Smooth values using bin Boundaries: Where do you set a value who sits right between the lower and upper boundary?


In response to @j.jerrod.taylor's answer, let me rephrase my question to clear any misunderstanding.

I'm new to Data Mining and am learning about how to handle noisy data by smoothing my data using the Equal-width/Distance Binning method via "Bin Boundaries". Assume the dataset 1,2,2,3,5,6,6,7,7,8,9. I want to perform:

  1. distance binning with 3 bins, and
  2. Smooth values by Bin Boundaries based on values binned in #1.
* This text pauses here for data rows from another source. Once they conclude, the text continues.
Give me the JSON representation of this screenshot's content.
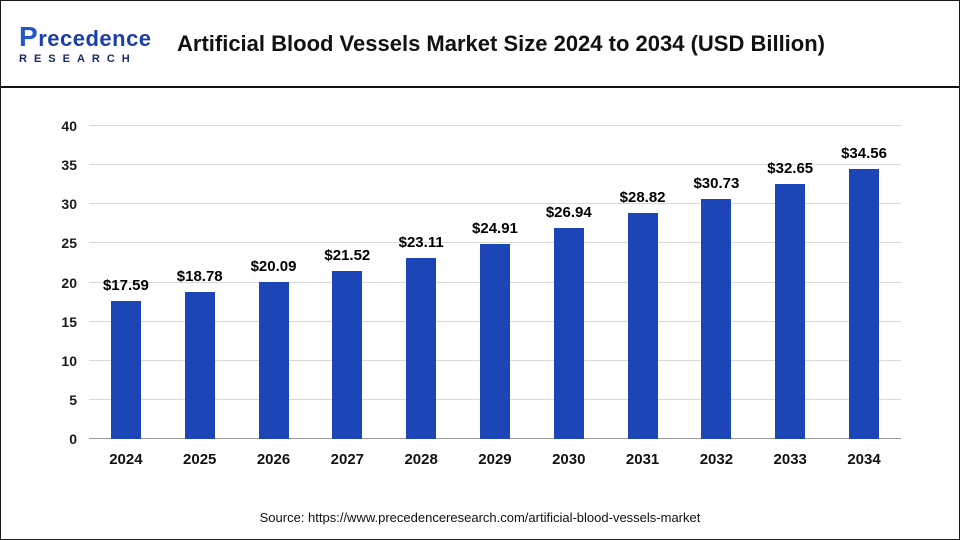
{
  "header": {
    "brand": "Precedence",
    "brand_sub": "RESEARCH",
    "title": "Artificial Blood Vessels Market Size 2024 to 2034 (USD Billion)"
  },
  "chart_data": {
    "type": "bar",
    "categories": [
      "2024",
      "2025",
      "2026",
      "2027",
      "2028",
      "2029",
      "2030",
      "2031",
      "2032",
      "2033",
      "2034"
    ],
    "values": [
      17.59,
      18.78,
      20.09,
      21.52,
      23.11,
      24.91,
      26.94,
      28.82,
      30.73,
      32.65,
      34.56
    ],
    "value_labels": [
      "$17.59",
      "$18.78",
      "$20.09",
      "$21.52",
      "$23.11",
      "$24.91",
      "$26.94",
      "$28.82",
      "$30.73",
      "$32.65",
      "$34.56"
    ],
    "title": "Artificial Blood Vessels Market Size 2024 to 2034 (USD Billion)",
    "xlabel": "",
    "ylabel": "",
    "ylim": [
      0,
      40
    ],
    "ytick_step": 5,
    "yticks": [
      0,
      5,
      10,
      15,
      20,
      25,
      30,
      35,
      40
    ],
    "grid": true,
    "legend": "none",
    "bar_color": "#1C45B8"
  },
  "footer": {
    "source": "Source: https://www.precedenceresearch.com/artificial-blood-vessels-market"
  }
}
Based on definition in (Han,Kamber,Pei, 2012, Data Mining Concepts and Techniques, Section 3.2.2 Noisy Data):

In smoothing by bin boundaries, the minimum and maximum values in a given bin are identified as the bin boundaries. Each bin value is then replaced by the closest boundary value.

  • Interval width = (max-min)/k = (9-1)/3 = 2.7
  • Bin intervals = [1,3.7),[3.7,6.4),[6.4,9.1]

  • original Bin1: 1,2,2,3 | Bin boundaries: (1,3) | Smooth values by Bin Boundaries: 1,1,1,3

  • original Bin2: 5,6,6 | Bin boundaries: (5,6) | Smooth values by Bin Boundaries: 5,6,6
  • original Bin3: 7,7,8,9 | Bin boundaries: (7,9) | Smooth values by Bin Boundaries: 7,7,8,9

Question: - where does 8 belong to in Bin3 when binned using Bin boundaries method, since it's +1 from 7 and -1 from 9?


Solution

  • UPDATE WITH CORRECT ANSWER:

    My class finally covered this topic, and the answer to my own question is that 8 can belong to either 7 or 9. This scenario is described as "tie-breaking", where the value is equal distance from either boundary. It is acceptable for all such values to be consistently tied to the same boundary.

    Here's is a real example of a NIH analysis paper that explains using "tie breaking" when they encounter equal-distance values: http://www.ncbi.nlm.nih.gov/pmc/articles/PMC3807594/